Sunday, January 20, 2013

Walking out into sunshine

It's been a rough start of the year.  I thought things might be easier once we have a TPR (termination of parental rights) in place.  However, the caseworker and I have been going back and forth for two months now trying to move services for our kiddos closer to home. It's taken a lot of work to find new providers that take their insurance and to get paperwork needed and consents signed.  It is a lot of waiting... and more waiting... and more waiting... Some of it is beginning to line up, while other items have gone back to square one.

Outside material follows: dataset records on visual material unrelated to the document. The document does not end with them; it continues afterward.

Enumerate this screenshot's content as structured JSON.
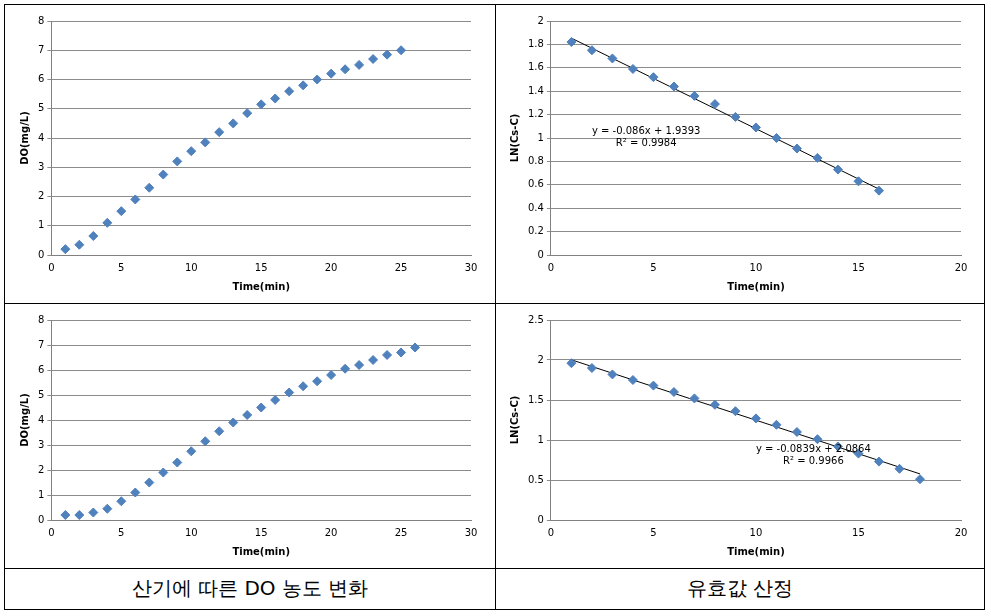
{
  "chart_data": [
    {
      "type": "scatter",
      "x_label": "Time(min)",
      "y_label": "DO(mg/L)",
      "x": [
        1,
        2,
        3,
        4,
        5,
        6,
        7,
        8,
        9,
        10,
        11,
        12,
        13,
        14,
        15,
        16,
        17,
        18,
        19,
        20,
        21,
        22,
        23,
        24,
        25
      ],
      "values": [
        0.2,
        0.35,
        0.65,
        1.1,
        1.5,
        1.9,
        2.3,
        2.75,
        3.2,
        3.55,
        3.85,
        4.2,
        4.5,
        4.85,
        5.15,
        5.35,
        5.6,
        5.8,
        6.0,
        6.2,
        6.35,
        6.5,
        6.7,
        6.85,
        7.0
      ],
      "color": "#4f81bd",
      "marker": "diamond",
      "xlim": [
        0,
        30
      ],
      "xticks": [
        0,
        5,
        10,
        15,
        20,
        25,
        30
      ],
      "ylim": [
        0,
        8
      ],
      "yticks": [
        0,
        1,
        2,
        3,
        4,
        5,
        6,
        7,
        8
      ],
      "grid": true
    },
    {
      "type": "scatter",
      "x_label": "Time(min)",
      "y_label": "LN(Cs-C)",
      "x": [
        1,
        2,
        3,
        4,
        5,
        6,
        7,
        8,
        9,
        10,
        11,
        12,
        13,
        14,
        15,
        16
      ],
      "values": [
        1.82,
        1.75,
        1.68,
        1.59,
        1.52,
        1.44,
        1.36,
        1.29,
        1.18,
        1.09,
        1.0,
        0.91,
        0.83,
        0.73,
        0.63,
        0.55
      ],
      "color": "#4f81bd",
      "marker": "diamond",
      "trendline": {
        "slope": -0.086,
        "intercept": 1.9393,
        "color": "#000000",
        "line_style": "solid"
      },
      "annotations": [
        "y = -0.086x + 1.9393",
        "R² = 0.9984"
      ],
      "xlim": [
        0,
        20
      ],
      "xticks": [
        0,
        5,
        10,
        15,
        20
      ],
      "ylim": [
        0,
        2
      ],
      "yticks": [
        0,
        0.2,
        0.4,
        0.6,
        0.8,
        1,
        1.2,
        1.4,
        1.6,
        1.8,
        2
      ],
      "grid": true
    },
    {
      "type": "scatter",
      "x_label": "Time(min)",
      "y_label": "DO(mg/L)",
      "x": [
        1,
        2,
        3,
        4,
        5,
        6,
        7,
        8,
        9,
        10,
        11,
        12,
        13,
        14,
        15,
        16,
        17,
        18,
        19,
        20,
        21,
        22,
        23,
        24,
        25,
        26
      ],
      "values": [
        0.2,
        0.2,
        0.3,
        0.45,
        0.75,
        1.1,
        1.5,
        1.9,
        2.3,
        2.75,
        3.15,
        3.55,
        3.9,
        4.2,
        4.5,
        4.8,
        5.1,
        5.35,
        5.55,
        5.8,
        6.05,
        6.2,
        6.4,
        6.6,
        6.7,
        6.9
      ],
      "color": "#4f81bd",
      "marker": "diamond",
      "xlim": [
        0,
        30
      ],
      "xticks": [
        0,
        5,
        10,
        15,
        20,
        25,
        30
      ],
      "ylim": [
        0,
        8
      ],
      "yticks": [
        0,
        1,
        2,
        3,
        4,
        5,
        6,
        7,
        8
      ],
      "grid": true
    },
    {
      "type": "scatter",
      "x_label": "Time(min)",
      "y_label": "LN(Cs-C)",
      "x": [
        1,
        2,
        3,
        4,
        5,
        6,
        7,
        8,
        9,
        10,
        11,
        12,
        13,
        14,
        15,
        16,
        17,
        18
      ],
      "values": [
        1.96,
        1.9,
        1.82,
        1.75,
        1.68,
        1.6,
        1.52,
        1.44,
        1.36,
        1.27,
        1.19,
        1.1,
        1.01,
        0.92,
        0.83,
        0.73,
        0.64,
        0.51
      ],
      "color": "#4f81bd",
      "marker": "diamond",
      "trendline": {
        "slope": -0.0839,
        "intercept": 2.0864,
        "color": "#000000",
        "line_style": "solid"
      },
      "annotations": [
        "y = -0.0839x + 2.0864",
        "R² = 0.9966"
      ],
      "xlim": [
        0,
        20
      ],
      "xticks": [
        0,
        5,
        10,
        15,
        20
      ],
      "ylim": [
        0,
        2.5
      ],
      "yticks": [
        0,
        0.5,
        1,
        1.5,
        2,
        2.5
      ],
      "grid": true
    }
  ],
  "captions": [
    "산기에 따른 DO 농도 변화",
    "유효값 산정"
  ]
}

It's been trying in finding ways to help support my son in school.  He seems to have a very difficult time concentrating and focusing.  It's difficult for him to be still and quiet.  It can be disruptive. I know he isn't doing it to be naughty... rather it's something he really cannot completely control. As a mom, I just want to be able to fix everything. I don't want things to get in his way of being successful. I can see his potential. I see how smart he is.

If my children were not enough on my plate, I've been struggling with my marriage. Marriage is hard. It's difficult. It's challenging. It isn't all good. I've been angry and upset.  I don't want to fix one more thing. I'm tired and exhausted. Yet, I know that I do love. I know that right now, that love is still carrying me and is keeping me from giving up.

Life is difficult. Life can be depressing. Life can downright feel sucky.

I know that God has foreseen my valley before I step foot into it.  He has already thrown ropes down to me to help. You see, prior to my marriage hitting a rocky part, God had already given us an opportunity to join a group at church for parents of special needs kiddos. It's kind of ironic that we are doing a marriage study right now. God knew it was what we needed and had the seeds planted ahead of time. He even had worked on my hubby's heart so that before I knew that we needed this, my hubby would already say yes to it.

My son's homeroom teacher and the resource teacher at the school are enrolled to take a Trauma Informed class.  I think this will be a HUGE help as they will get training on how trauma has effected my kiddos brains and what techniques they can use at school to help him be more calm.  I believe this was a blessing from God as districts have been tightening up on what they spend money on.

I also have the miracle of a director coming to my son's appointment so that the required signatures can be done.  This person is the "whose who" of child welfare.  I'm sure she has many important things to do, and yet, she's going to come and spend an hour with us so my son can get help. Again, this can only be a blessing of God.

In the midst of this, I know that I will get a break. A time for me to reflex and rejuvenate at the women's retreat. I'm very blessed by two women who will let me "bunk" in their room. Both of them have been very inspirational to me and hold a special place in my heart. I am looking forward to that special weekend to see how God will speak to me.  

So I know that things have been dark for me. I've been worried and anxious. God has shown me that He knows what I need before I know. He's answered prayers that I didn't know yet needed to be answered. Things that are so amazing that I know He had His hand on it.

I hope that I will always remember His hands reaching down for me and my family. 

Philippians 4:6-7 (NLT)

Don’t worry about anything; instead, pray about everything. Tell God what you need, and thank him for all he has done. Then you will experience God’s peace, which exceeds anything we can understand. His peace will guard your hearts and minds as you live in Christ Jesus.